In 1629 or 1630 he became surety for the debts of his brother, and being unable to pay was committed to prison, first in the Bocardo Prison at Oxford, and subsequently in the King's Bench, where he pursued his studies, spending what money he could upon books. The efforts of Sir William Boswell, Dr. Robert Pink (Warden of New College), Ussher (who is said to have paid £300 for him), and William Laud, ultimately led to his release. At this point he vainly petitioned the king for permission to travel in Turkey, Armenia, and Abyssinia, in order to collect materials for civil and ecclesiastical history.

Later, Lydiat's staunch royalism and uncompromising expression of his opinions brought him under the notice of the parliamentarians. His rectory was pillaged more than once, and he was carried off to prison, once to Warwick, and again to Banbury. He died at Alkerton, 3 April 1646, and was buried the next day in the chancel of his church. In 1669 a stone was laid over his grave by the society of New College, who also erected a monument, with an inscription to his memory on a black marble table, at the north end of the east cloister of the college.

==Works==
Lydiat's published works were:

- Tractatus de variis Annorum formis, Lond. 1605.
- Praelectio Astronomica de Natura Coeli et conditionibus Elementorum. Disquisitio Physiologica de origine fontium (these two printed with the first).
- Defensio Tractatus de variis Annorum formis contra J. Scaligeri observationes, Lond. 1607, dedicated to Sir Anthony Cope of Hanwell.
- Examen Canonum Chronologiae Isagogieorum (printed with the 'Defensio').
- Emendatio Temporum ab initio Mundi . . . contra Scaligerum et alios, Lond. 1609.
- Recensio et Explicatio argumentorum — insertia brevibus confutationibus opinionum I. Scaligeranae, Baronianae. . . atque Johannis Keppleri, 1613.
- Solis et Lunae Periodus seu Annus Magnus, Lond. 1620.
- De Anni Solaris Mensura Epistola astronomica ad Hen. Savilium, Lond. 1620.
- Numerus Aureus mellioribus Lapillis insignatus, &c., Lond. 1621.
- Canones Chronologici, Oxford, 1675. Published from a manuscript in the library of John Lamphire.
- Letters to Dr. Jam. Ussher, Primate of Ireland. Printed at the end of Ussher's Life,' 1686, published by Richard Parr.
- Marmoreum Chronicon Arundelianum cum Annotationibus, of which manuscripts are in the Bodleian and Trinity College, Dublin; printed in Humphrey Prideaux's Marmora Oxoniensis.

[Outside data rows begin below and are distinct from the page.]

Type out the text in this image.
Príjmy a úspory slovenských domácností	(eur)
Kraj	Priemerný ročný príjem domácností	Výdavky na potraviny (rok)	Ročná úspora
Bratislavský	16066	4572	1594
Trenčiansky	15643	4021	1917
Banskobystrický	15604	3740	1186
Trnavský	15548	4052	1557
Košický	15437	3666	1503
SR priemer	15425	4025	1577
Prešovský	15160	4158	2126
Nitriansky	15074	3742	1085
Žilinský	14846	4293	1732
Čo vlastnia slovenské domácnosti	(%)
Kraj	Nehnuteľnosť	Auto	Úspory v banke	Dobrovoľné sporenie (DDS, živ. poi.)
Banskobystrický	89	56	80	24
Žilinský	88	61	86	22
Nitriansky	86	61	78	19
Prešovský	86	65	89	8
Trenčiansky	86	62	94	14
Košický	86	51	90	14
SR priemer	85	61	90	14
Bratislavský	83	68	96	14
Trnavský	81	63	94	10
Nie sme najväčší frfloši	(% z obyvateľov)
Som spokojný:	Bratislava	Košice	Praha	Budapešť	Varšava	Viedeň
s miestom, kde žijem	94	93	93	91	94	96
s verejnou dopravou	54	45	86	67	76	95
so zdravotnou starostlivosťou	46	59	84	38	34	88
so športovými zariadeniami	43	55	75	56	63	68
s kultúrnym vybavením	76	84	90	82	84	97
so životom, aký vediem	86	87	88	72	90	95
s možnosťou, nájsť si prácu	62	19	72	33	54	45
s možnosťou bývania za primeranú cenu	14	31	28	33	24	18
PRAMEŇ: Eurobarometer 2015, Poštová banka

Soon after Lydiat's death John Worthington and others made efforts to collect Lydiat's manuscripts with a view to having them printed. According to the Preface to Lydiat's Canones Chronologici, his manuscripts were carried off by a countryman to his cottage, where John Lamphire accidentally discovered them some years after Lydiat's death; others were presented to him by Robert Plot. These then passed, apparently, with the rest of Lamphire's property, into the hands of William Coward M.D., who presented to the Bodleian Library fifteen manuscripts.